One is that we need to think through the kind of future we want. Current and future generations will probably become more accustomed to the invasiveness of these kinds of systems in our homes, and won’t think much about the privacy consequences. To them (and to many in general), it’s about convenience.

Secondly, we need to ensure that we continue to build next generation Internet-connected devices and accessories with a strong security foundation. Many security specialists, including Bruce Schneier, have advocated for a rebuilding of certain Internet protocols and security features to bake into the future of the Internet. How do we get there? Through policy and innovation. At least we hope.

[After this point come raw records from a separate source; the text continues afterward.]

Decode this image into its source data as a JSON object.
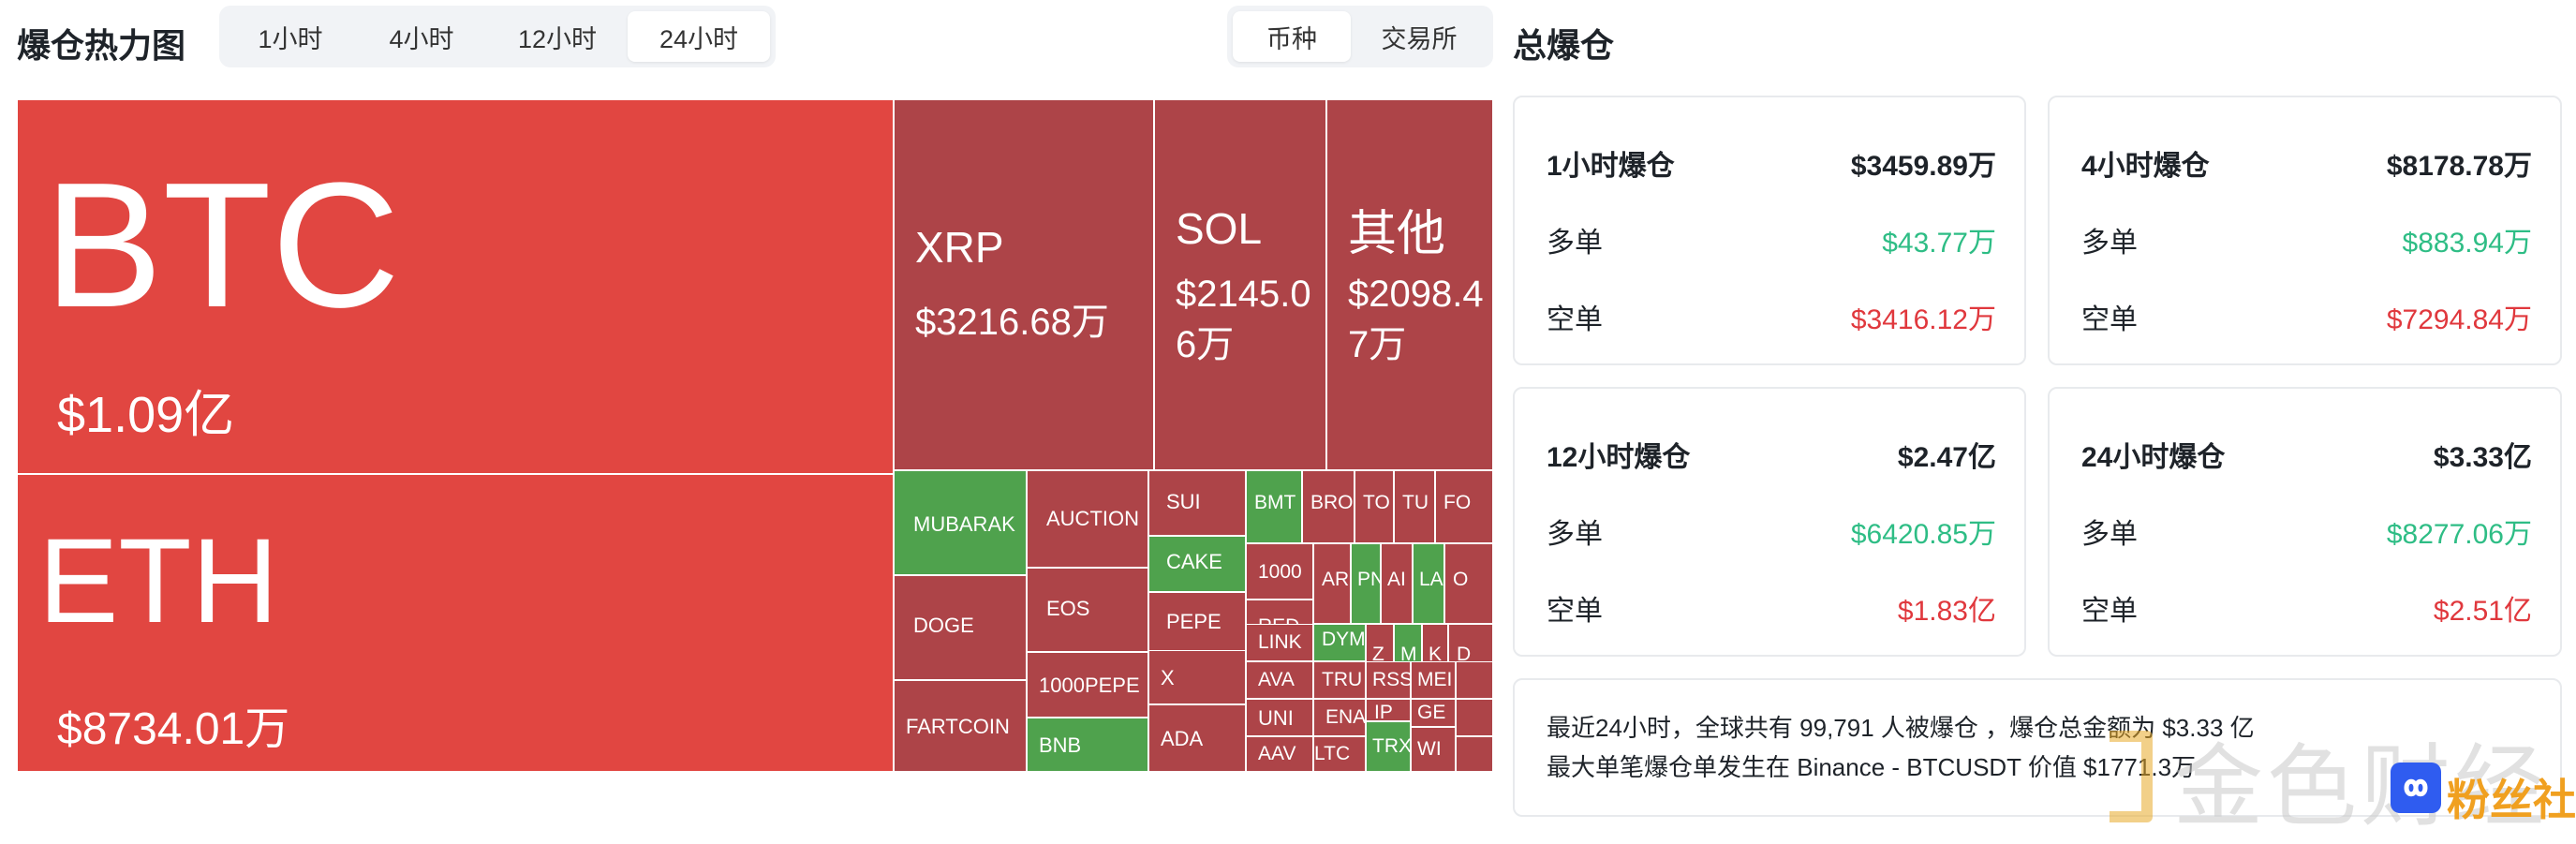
{
  "header": {
    "heatmap_title": "爆仓热力图",
    "time_tabs": [
      {
        "label": "1小时",
        "active": false
      },
      {
        "label": "4小时",
        "active": false
      },
      {
        "label": "12小时",
        "active": false
      },
      {
        "label": "24小时",
        "active": true
      }
    ],
    "group_tabs": [
      {
        "label": "币种",
        "active": true
      },
      {
        "label": "交易所",
        "active": false
      }
    ],
    "total_title": "总爆仓"
  },
  "treemap": {
    "colors": {
      "red": "#e14641",
      "dark_red": "#ad4448",
      "green": "#4fa24d"
    },
    "tiles": [
      {
        "symbol": "BTC",
        "value": "$1.09亿",
        "color": "red"
      },
      {
        "symbol": "ETH",
        "value": "$8734.01万",
        "color": "red"
      },
      {
        "symbol": "XRP",
        "value": "$3216.68万",
        "color": "dark_red"
      },
      {
        "symbol": "SOL",
        "value": "$2145.06万",
        "color": "dark_red"
      },
      {
        "symbol": "其他",
        "value": "$2098.47万",
        "color": "dark_red"
      },
      {
        "symbol": "MUBARAK",
        "color": "green"
      },
      {
        "symbol": "AUCTION",
        "color": "dark_red"
      },
      {
        "symbol": "SUI",
        "color": "dark_red"
      },
      {
        "symbol": "BMT",
        "color": "green"
      },
      {
        "symbol": "BRO",
        "color": "dark_red"
      },
      {
        "symbol": "TO",
        "color": "dark_red"
      },
      {
        "symbol": "TU",
        "color": "dark_red"
      },
      {
        "symbol": "FO",
        "color": "dark_red"
      },
      {
        "symbol": "CAKE",
        "color": "green"
      },
      {
        "symbol": "1000",
        "color": "dark_red"
      },
      {
        "symbol": "AR",
        "color": "dark_red"
      },
      {
        "symbol": "PN",
        "color": "green"
      },
      {
        "symbol": "AI",
        "color": "dark_red"
      },
      {
        "symbol": "LA",
        "color": "green"
      },
      {
        "symbol": "O",
        "color": "dark_red"
      },
      {
        "symbol": "DOGE",
        "color": "dark_red"
      },
      {
        "symbol": "EOS",
        "color": "dark_red"
      },
      {
        "symbol": "PEPE",
        "color": "dark_red"
      },
      {
        "symbol": "RED",
        "color": "dark_red"
      },
      {
        "symbol": "DYM",
        "color": "green"
      },
      {
        "symbol": "Z",
        "color": "dark_red"
      },
      {
        "symbol": "M",
        "color": "green"
      },
      {
        "symbol": "K",
        "color": "dark_red"
      },
      {
        "symbol": "D",
        "color": "dark_red"
      },
      {
        "symbol": "1000PEPE",
        "color": "dark_red"
      },
      {
        "symbol": "X",
        "color": "dark_red"
      },
      {
        "symbol": "LINK",
        "color": "dark_red"
      },
      {
        "symbol": "TRU",
        "color": "dark_red"
      },
      {
        "symbol": "RSS",
        "color": "dark_red"
      },
      {
        "symbol": "MEI",
        "color": "dark_red"
      },
      {
        "symbol": "AVA",
        "color": "dark_red"
      },
      {
        "symbol": "FARTCOIN",
        "color": "dark_red"
      },
      {
        "symbol": "BNB",
        "color": "green"
      },
      {
        "symbol": "UNI",
        "color": "dark_red"
      },
      {
        "symbol": "ENA",
        "color": "dark_red"
      },
      {
        "symbol": "IP",
        "color": "dark_red"
      },
      {
        "symbol": "GE",
        "color": "dark_red"
      },
      {
        "symbol": "ADA",
        "color": "dark_red"
      },
      {
        "symbol": "AAV",
        "color": "dark_red"
      },
      {
        "symbol": "LTC",
        "color": "dark_red"
      },
      {
        "symbol": "TRX",
        "color": "green"
      },
      {
        "symbol": "WI",
        "color": "dark_red"
      },
      {
        "symbol": "",
        "color": "dark_red"
      },
      {
        "symbol": "",
        "color": "dark_red"
      },
      {
        "symbol": "",
        "color": "dark_red"
      }
    ]
  },
  "stats": {
    "colors": {
      "long": "#2ebd85",
      "short": "#e0383d"
    },
    "long_label": "多单",
    "short_label": "空单",
    "cards": [
      {
        "title": "1小时爆仓",
        "total": "$3459.89万",
        "long": "$43.77万",
        "short": "$3416.12万"
      },
      {
        "title": "4小时爆仓",
        "total": "$8178.78万",
        "long": "$883.94万",
        "short": "$7294.84万"
      },
      {
        "title": "12小时爆仓",
        "total": "$2.47亿",
        "long": "$6420.85万",
        "short": "$1.83亿"
      },
      {
        "title": "24小时爆仓",
        "total": "$3.33亿",
        "long": "$8277.06万",
        "short": "$2.51亿"
      }
    ]
  },
  "summary": {
    "line1": "最近24小时，全球共有 99,791 人被爆仓 ，爆仓总金额为 $3.33 亿",
    "line2": "最大单笔爆仓单发生在 Binance - BTCUSDT 价值 $1771.3万"
  },
  "watermark": {
    "text_main": "金色财经",
    "text_badge": "粉丝社区"
  }
}
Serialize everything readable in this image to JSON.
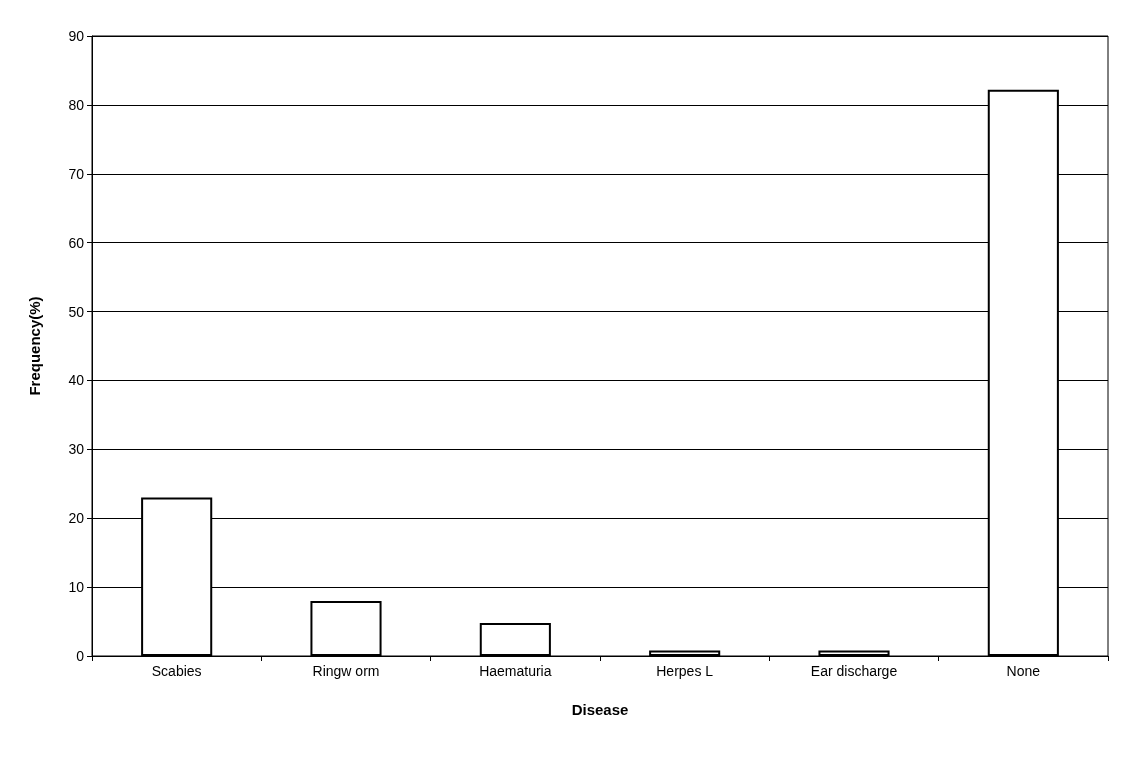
{
  "chart_data": {
    "type": "bar",
    "xlabel": "Disease",
    "ylabel": "Frequency(%)",
    "categories": [
      "Scabies",
      "Ringw orm",
      "Haematuria",
      "Herpes L",
      "Ear discharge",
      "None"
    ],
    "values": [
      23,
      8,
      4.8,
      0.8,
      0.8,
      82.2
    ],
    "color": "#ffffff",
    "ylim": [
      0,
      90
    ],
    "yticks": [
      0,
      10,
      20,
      30,
      40,
      50,
      60,
      70,
      80,
      90
    ],
    "grid": "y"
  }
}
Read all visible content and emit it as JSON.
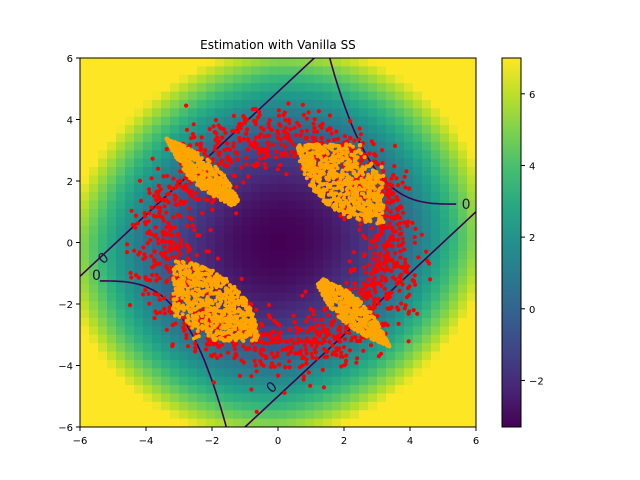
{
  "chart_data": {
    "type": "scatter",
    "title": "Estimation with Vanilla SS",
    "xlabel": "",
    "ylabel": "",
    "xlim": [
      -6,
      6
    ],
    "ylim": [
      -6,
      6
    ],
    "x_ticks": [
      -6,
      -4,
      -2,
      0,
      2,
      4,
      6
    ],
    "y_ticks": [
      -6,
      -4,
      -2,
      0,
      2,
      4,
      6
    ],
    "x_tick_labels": [
      "−6",
      "−4",
      "−2",
      "0",
      "2",
      "4",
      "6"
    ],
    "y_tick_labels": [
      "−6",
      "−4",
      "−2",
      "0",
      "2",
      "4",
      "6"
    ],
    "background_field": {
      "type": "heatmap",
      "colormap": "viridis",
      "vmin": -3.3,
      "vmax": 7.0
    },
    "colorbar": {
      "ticks": [
        -2,
        0,
        2,
        4,
        6
      ],
      "tick_labels": [
        "−2",
        "0",
        "2",
        "4",
        "6"
      ],
      "range": [
        -3.3,
        7.0
      ]
    },
    "contours": [
      {
        "level": 0,
        "label": "0",
        "color": "#440154"
      }
    ],
    "series": [
      {
        "color": "#ff0000",
        "marker": "dot",
        "region": "annulus radius 2.5–4.8, all four quadrants"
      },
      {
        "color": "#ffa500",
        "marker": "dot",
        "region": "annulus radius 2.2–4.3, four lobes"
      }
    ]
  }
}
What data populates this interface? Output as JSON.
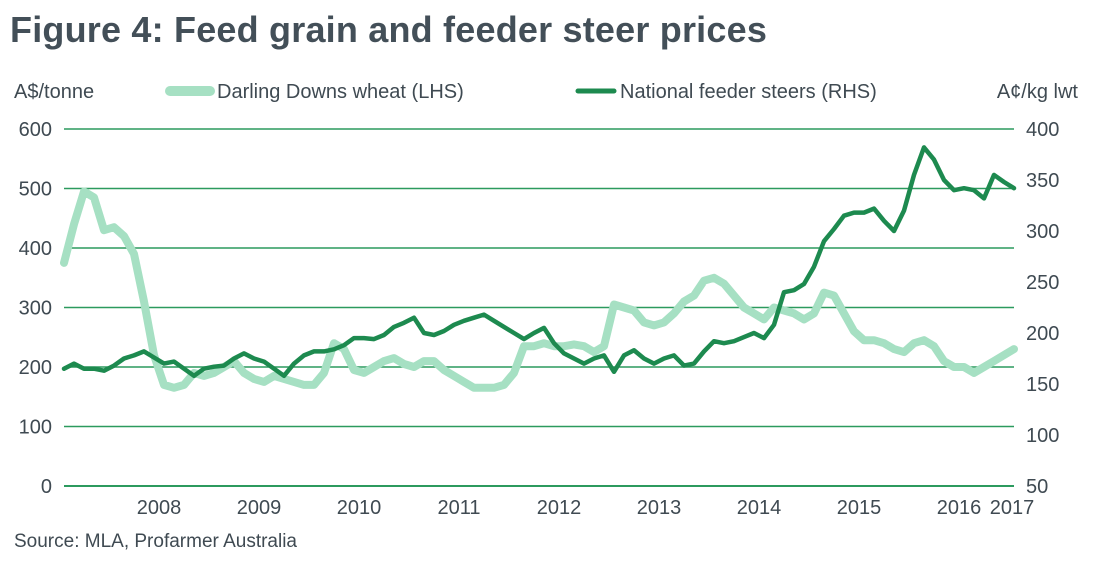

Thirdly, we need to be mindful of the kinds of products we use, what the manufacturer is providing as a service, and at what cost to you. You should know by now that Google makes money off your data (they’re an advertising company); Amazon makes money off your purchases (they’re primarily a retailer); Apple makes money off your hardware purchases (they’re primarily a hardware design company). None of this may matter to you, but in the case of compromised data, hardware, and privacy risks, it’s clear that one company is probably a safer bet than the others.

Finally, someone needs to redesign the way Terms of Services are written. No consumer reads this shit thoroughly, and most of us don’t even know what we’re signing up for or handing over to various companies and third-parties. It’s an epidemic, and we need some sound policies enacted to clear up the mess for everyday people. You know, for us. We aren’t all lawyers, and we don’t have hours to read through and verify we’re good with these conditions. Leave that to Norwegian slow TV.